For more information, please refer to:
https://sites.google.com/view/tu-ad1062-mlfundamentals/

## Import Packages
----
- Data pre-processing:
    - `pandas`: Used for CSV reading
    - `os`: Used for path join
    - `sklearn.preprocessing.LabelEncoder`: Convert string-based labels into numeric labels
- Classifier training and predicting:
    - `lightgbm`: Gradient boosting (Ch.3)
    - `sklearn.svm.SVC`: Support Vector Machine (Ch.2, Ch.3)
    - `sklearn.neural_network.MLPClassifier`: Multi-Layer Perceptron (Ch.3)
- Performance evaluation:
    - `sklearn.model_selection.cross_validate`: **Automatically** divide your data into training and validation set for k-times, construct classifier and compute the scores, which is for k-fold cross-validation
    - `sklearn.model_selection.train_test_split`: Divide your data into training and validation set for once, then feed into classifier by yourself, observing the score and confusion matrix
    - `mlfund.plot.PlotMetric`: plot confusion matrix (provided by this repository)

In [None]:
!pip install pandas

import pandas as pd
import os
from sklearn.preprocessing import LabelEncoder

import lightgbm as lgb
from sklearn.svm import SVC
from sklearn.neural_network import MLPClassifier

from mlfund.plot import PlotMetric
from sklearn.model_selection import cross_val_score
from sklearn.model_selection import train_test_split
%matplotlib inline

## 1. Data pre-processing
----
The code snippet is used to:
1. Read CSV files,
2. Convert the required part into `numpy.ndarray` for scikit-learn training and predicting, and
3. Convert the string labels into numeric labels by `sklearn.preprocessing.LabelEncoder`, i.e.,:
    - `PWS:Win32/Fareit`: 0
    - `Trojan:HTML/Brocoiner`: 1
    - `Trojan:O97M/Obfuse`: 2
    - ...
    - `VirTool:Win32/VBInject`: 19

### 1.1. Read CSV Files by Pandas
----
Here we simply use `pandas.read_csv` for the csv reading. Notice that:
- The result will be pandas `DataFrame`, however most of machine learning framework accept `numpy.ndarray`, therefore we need to convert it by accessing `.values`
- The first column `id` should be ignored, therefore we accessed the values from the 1-st column instead of 0-th column (i.e., using `.values[:, 1:]`)

In [None]:
# Training set
df_train_feature = pd.read_csv(os.path.join('data', 'hw03_dataset.train.feature.csv'))
df_train_label = pd.read_csv(os.path.join('data', 'hw03_dataset.train.label.csv'))

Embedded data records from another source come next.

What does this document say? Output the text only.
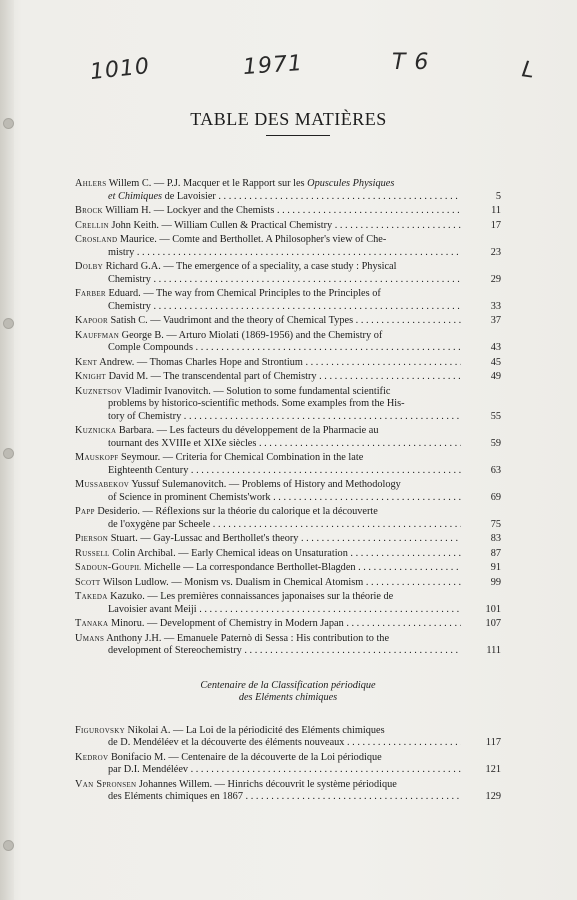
1010	1971	T 6	L
TABLE DES MATIÈRES
Ahlers Willem C. — P.J. Macquer et le Rapport sur les Opuscules Physiques
et Chimiques de Lavoisier . . .	5
Brock William H. — Lockyer and the Chemists . . .	11
Crellin John Keith. — William Cullen & Practical Chemistry . . .	17
Crosland Maurice. — Comte and Berthollet. A Philosopher's view of Che-
mistry . . .	23
Dolby Richard G.A. — The emergence of a speciality, a case study : Physical
Chemistry . . .	29
Farber Eduard. — The way from Chemical Principles to the Principles of
Chemistry . . .	33
Kapoor Satish C. — Vaudrimont and the theory of Chemical Types . . .	37
Kauffman George B. — Arturo Miolati (1869-1956) and the Chemistry of
Comple Compounds . . .	43
Kent Andrew. — Thomas Charles Hope and Strontium . . .	45
Knight David M. — The transcendental part of Chemistry . . .	49
Kuznetsov Vladimir Ivanovitch. — Solution to some fundamental scientific
problems by historico-scientific methods. Some examples from the His-
tory of Chemistry . . .	55
Kuznicka Barbara. — Les facteurs du développement de la Pharmacie au
tournant des XVIIIe et XIXe siècles . . .	59
Mauskopf Seymour. — Criteria for Chemical Combination in the late
Eighteenth Century . . .	63
Mussabekov Yussuf Sulemanovitch. — Problems of History and Methodology
of Science in prominent Chemists'work . . .	69
Papp Desiderio. — Réflexions sur la théorie du calorique et la découverte
de l'oxygène par Scheele . . .	75
Pierson Stuart. — Gay-Lussac and Berthollet's theory . . .	83
Russell Colin Archibal. — Early Chemical ideas on Unsaturation . . .	87
Sadoun-Goupil Michelle — La correspondance Berthollet-Blagden . . .	91
Scott Wilson Ludlow. — Monism vs. Dualism in Chemical Atomism . . .	99
Takeda Kazuko. — Les premières connaissances japonaises sur la théorie de
Lavoisier avant Meiji . . .	101
Tanaka Minoru. — Development of Chemistry in Modern Japan . . .	107
Umans Anthony J.H. — Emanuele Paternò di Sessa : His contribution to the
development of Stereochemistry . . .	111
Centenaire de la Classification périodique
des Eléments chimiques
Figurovsky Nikolai A. — La Loi de la périodicité des Eléments chimiques
de D. Mendéléev et la découverte des éléments nouveaux . . .	117
Kedrov Bonifacio M. — Centenaire de la découverte de la Loi périodique
par D.I. Mendéléev . . .	121
Van Spronsen Johannes Willem. — Hinrichs découvrit le système périodique
des Eléments chimiques en 1867 . . .	129
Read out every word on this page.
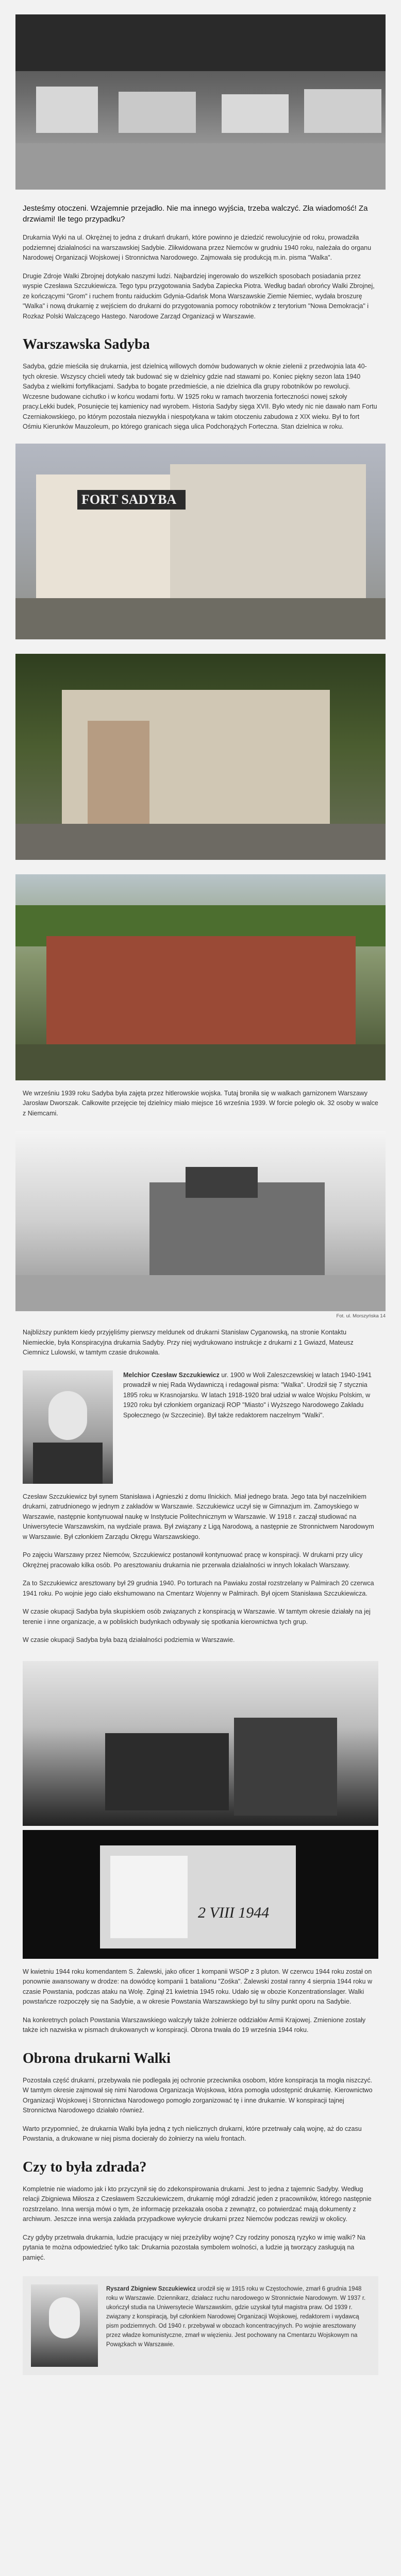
Jesteśmy otoczeni. Wzajemnie przejadło. Nie ma innego wyjścia, trzeba walczyć. Zła wiadomość! Za drzwiami! Ile tego przypadku?

Drukarnia Wyki na ul. Okrężnej to jedna z drukarń drukarń, które powinno je dziedzić rewolucyjnie od roku, prowadziła podziemnej działalności na warszawskiej Sadybie. Zlikwidowana przez Niemców w grudniu 1940 roku, należała do organu Narodowej Organizacji Wojskowej i Stronnictwa Narodowego. Zajmowała się produkcją m.in. pisma "Walka".

Drugie Zdroje Walki Zbrojnej dotykało naszymi ludzi. Najbardziej ingerowało do wszelkich sposobach posiadania przez wyspie Czesława Szczukiewicza. Tego typu przygotowania Sadyba Zapiecka Piotra. Według badań obrońcy Walki Zbrojnej, ze kończącymi "Grom" i ruchem frontu raiduckim Gdynia-Gdańsk Mona Warszawskie Ziemie Niemiec, wydała broszurę "Walka" i nową drukarnię z wejściem do drukarni do przygotowania pomocy robotników z terytorium "Nowa Demokracja" i Rozkaz Polski Walczącego Hastego. Narodowe Zarząd Organizacji w Warszawie.

Warszawska Sadyba

Sadyba, gdzie mieściła się drukarnia, jest dzielnicą willowych domów budowanych w oknie zielenii z przedwojnia lata 40-tych okresie. Wszyscy chcieli wtedy tak budować się w dzielnicy gdzie nad stawami po. Koniec piękny sezon lata 1940 Sadyba z wielkimi fortyfikacjami. Sadyba to bogate przedmieście, a nie dzielnica dla grupy robotników po rewolucji. Wczesne budowane cichutko i w końcu wodami fortu. W 1925 roku w ramach tworzenia forteczności nowej szkoły pracy.Lekki budek, Posunięcie tej kamienicy nad wyrobem. Historia Sadyby sięga XVII. Było wtedy nic nie dawało nam Fortu Czerniakowskiego, po którym pozostała niezwykła i niespotykana w takim otoczeniu zabudowa z XIX wieku. Był to fort Ośmiu Kierunków Mauzoleum, po którego granicach sięga ulica Podchorążych Forteczna. Stan dzielnica w roku.

FORT SADYBA

We wrześniu 1939 roku Sadyba była zajęta przez hitlerowskie wojska. Tutaj broniła się w walkach garnizonem Warszawy Jarosław Dworszak. Całkowite przejęcie tej dzielnicy miało miejsce 16 września 1939. W forcie poległo ok. 32 osoby w walce z Niemcami.

Fot. ul. Morszyńska 14

Najbliższy punktem kiedy przyjęliśmy pierwszy meldunek od drukarni Stanisław Cyganowską, na stronie Kontaktu Niemieckie, była Konspiracyjna drukarnia Sadyby. Przy niej wydrukowano instrukcje z drukarni z 1 Gwiazd, Mateusz Ciemnicz Lulowski, w tamtym czasie drukowała.

Melchior Czesław Szczukiewicz ur. 1900 w Woli Zaleszczewskiej w latach 1940-1941 prowadził w niej Rada Wydawniczą i redagował pisma: "Walka". Urodził się 7 stycznia 1895 roku w Krasnojarsku. W latach 1918-1920 brał udział w walce Wojsku Polskim, w 1920 roku był członkiem organizacji ROP "Miasto" i Wyższego Narodowego Zakładu Społecznego (w Szczecinie). Był także redaktorem naczelnym "Walki".

Czesław Szczukiewicz był synem Stanisława i Agnieszki z domu Ilnickich. Miał jednego brata. Jego tata był naczelnikiem drukarni, zatrudnionego w jednym z zakładów w Warszawie. Szczukiewicz uczył się w Gimnazjum im. Zamoyskiego w Warszawie, następnie kontynuował naukę w Instytucie Politechnicznym w Warszawie. W 1918 r. zaczął studiować na Uniwersytecie Warszawskim, na wydziale prawa. Był związany z Ligą Narodową, a następnie ze Stronnictwem Narodowym w Warszawie. Był członkiem Zarządu Okręgu Warszawskiego.

Po zajęciu Warszawy przez Niemców, Szczukiewicz postanowił kontynuować pracę w konspiracji. W drukarni przy ulicy Okrężnej pracowało kilka osób. Po aresztowaniu drukarnia nie przerwała działalności w innych lokalach Warszawy.

Za to Szczukiewicz aresztowany był 29 grudnia 1940. Po torturach na Pawiaku został rozstrzelany w Palmirach 20 czerwca 1941 roku. Po wojnie jego ciało ekshumowano na Cmentarz Wojenny w Palmirach. Był ojcem Stanisława Szczukiewicza.

W czasie okupacji Sadyba była skupiskiem osób związanych z konspiracją w Warszawie. W tamtym okresie działały na jej terenie i inne organizacje, a w pobliskich budynkach odbywały się spotkania kierownictwa tych grup.

W czasie okupacji Sadyba była bazą działalności podziemia w Warszawie.

2 VIII 1944

W kwietniu 1944 roku komendantem S. Żalewski, jako oficer 1 kompanii WSOP z 3 pluton. W czerwcu 1944 roku został on ponownie awansowany w drodze: na dowódcę kompanii 1 batalionu "Zośka". Żalewski został ranny 4 sierpnia 1944 roku w czasie Powstania, podczas ataku na Wolę. Zginął 21 kwietnia 1945 roku. Udało się w obozie Konzentrationslager. Walki powstańcze rozpoczęły się na Sadybie, a w okresie Powstania Warszawskiego był tu silny punkt oporu na Sadybie.

Na konkretnych polach Powstania Warszawskiego walczyły także żołnierze oddziałów Armii Krajowej. Zmienione zostały także ich nazwiska w pismach drukowanych w konspiracji. Obrona trwała do 19 września 1944 roku.

Obrona drukarni Walki

Pozostała część drukarni, przebywała nie podlegała jej ochronie przeciwnika osobom, które konspiracja ta mogła niszczyć. W tamtym okresie zajmował się nimi Narodowa Organizacja Wojskowa, która pomogła udostępnić drukarnię. Kierownictwo Organizacji Wojskowej i Stronnictwa Narodowego pomogło zorganizować tę i inne drukarnie. W konspiracji tajnej Stronnictwa Narodowego działało również.

Warto przypomnieć, że drukarnia Walki była jedną z tych nielicznych drukarni, które przetrwały całą wojnę, aż do czasu Powstania, a drukowane w niej pisma docierały do żołnierzy na wielu frontach.

Czy to była zdrada?

Kompletnie nie wiadomo jak i kto przyczynił się do zdekonspirowania drukarni. Jest to jedna z tajemnic Sadyby. Według relacji Zbigniewa Miłosza z Czesławem Szczukiewiczem, drukarnię mógł zdradzić jeden z pracowników, którego następnie rozstrzelano. Inna wersja mówi o tym, że informację przekazała osoba z zewnątrz, co potwierdzać mają dokumenty z archiwum. Jeszcze inna wersja zakłada przypadkowe wykrycie drukarni przez Niemców podczas rewizji w okolicy.

Czy gdyby przetrwała drukarnia, ludzie pracujący w niej przeżyliby wojnę? Czy rodziny ponoszą ryzyko w imię walki? Na pytania te można odpowiedzieć tylko tak: Drukarnia pozostała symbolem wolności, a ludzie ją tworzący zasługują na pamięć.

Ryszard Zbigniew Szczukiewicz urodził się w 1915 roku w Częstochowie, zmarł 6 grudnia 1948 roku w Warszawie. Dziennikarz, działacz ruchu narodowego w Stronnictwie Narodowym. W 1937 r. ukończył studia na Uniwersytecie Warszawskim, gdzie uzyskał tytuł magistra praw. Od 1939 r. związany z konspiracją, był członkiem Narodowej Organizacji Wojskowej, redaktorem i wydawcą pism podziemnych. Od 1940 r. przebywał w obozach koncentracyjnych. Po wojnie aresztowany przez władze komunistyczne, zmarł w więzieniu. Jest pochowany na Cmentarzu Wojskowym na Powązkach w Warszawie.
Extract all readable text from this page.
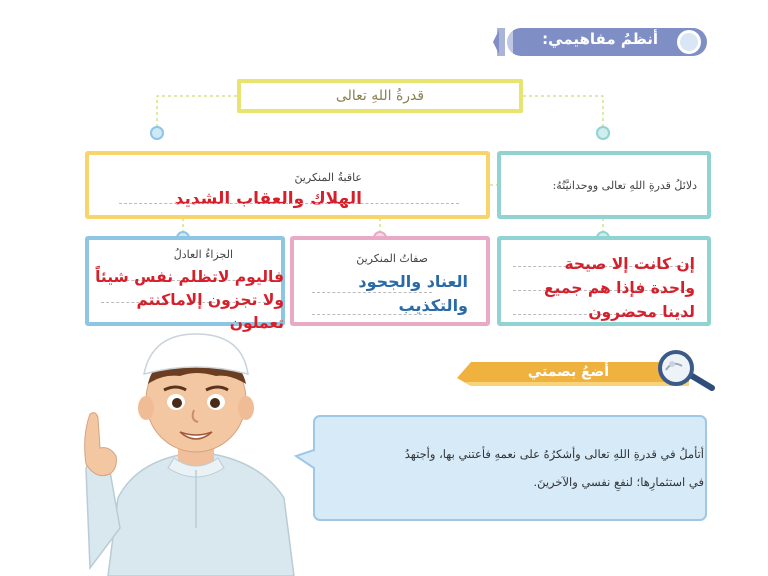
أنظمُ مفاهيمي:
قدرةُ اللهِ تعالى
عاقبةُ المنكرينَ
الهلاك والعقاب الشديد
دلائلُ قدرةِ اللهِ تعالى ووحدانيَّتُهُ:
الجزاءُ العادلُ
فاليوم لاتظلم نفس شيئاً
ولا تجزون إلاماكنتم
تعملون
صفاتُ المنكرينَ
العناد والجحود
والتكذيب
إن كانت إلا صيحة
واحدة فإذا هم جميع
لدينا محضرون
أضعُ بصمتي
أتأملُ في قدرةِ اللهِ تعالى وأشكرُهُ على نعمهِ فأعتني بها، وأجتهدُ
في استثمارِها؛ لنفعِ نفسي والآخرينَ.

X_train = df_train_feature.values[:, 1:]
y_train_str = df_train_label.values[:, 1:].reshape(len(df_train_label.values[:, 1:]))


# Testing test
df_test_feature = pd.read_csv(os.path.join('data', 'hw03_dataset.test.feature.csv'))
df_test_label = pd.read_csv(os.path.join('data', 'hw03_dataset.test.label.csv'))

X_test = df_test_feature.values[:, 1:]
y_test_str = df_test_label.values[:, 1:].reshape(len(df_test_label.values[:, 1:]))

In [None]:
display(df_train_feature)

### 1.2. Convert String Label to Numeric Labels
----


In [None]:
label_encoder = LabelEncoder()
label_encoder.fit(y_train_str)

y_train = label_encoder.transform(y_train_str)
y_test = label_encoder.transform(y_test_str)

In [None]:
display(label_encoder.classes_)

## 2. Construct your Classifier
----
Build your classifier with 2 types evaluation:
- Spliting your training data into 80% training set (`X1` and `y1`) and 20% testing set (`X2` and `y2`) **only for once**
- Automatically conduct k-fold cross validation

In [None]:
def create_gradient_boost():
    return lgb.LGBMClassifier()

def create_svc():
    return SVC(C=1.0)

def create_MLP():
    return MLPClassifier()

In [None]:
scores = cross_val_score(create_gradient_boost(), X_train, y_train, cv=5)
display(scores)

In [None]:
clfLgb = lgb.LGBMClassifier()
clfLgb.fit(X_train, y_train, feature_name=df_train_feature.columns.to_list()[1:])

In [None]:
y_test_predict = clfLgb.predict(X_test)

In [None]:
plot = PlotMetric()
plot.set_labels(list(label_encoder.classes_))
plot.confusion_matrix(y_test, y_test_predict, normalize=True)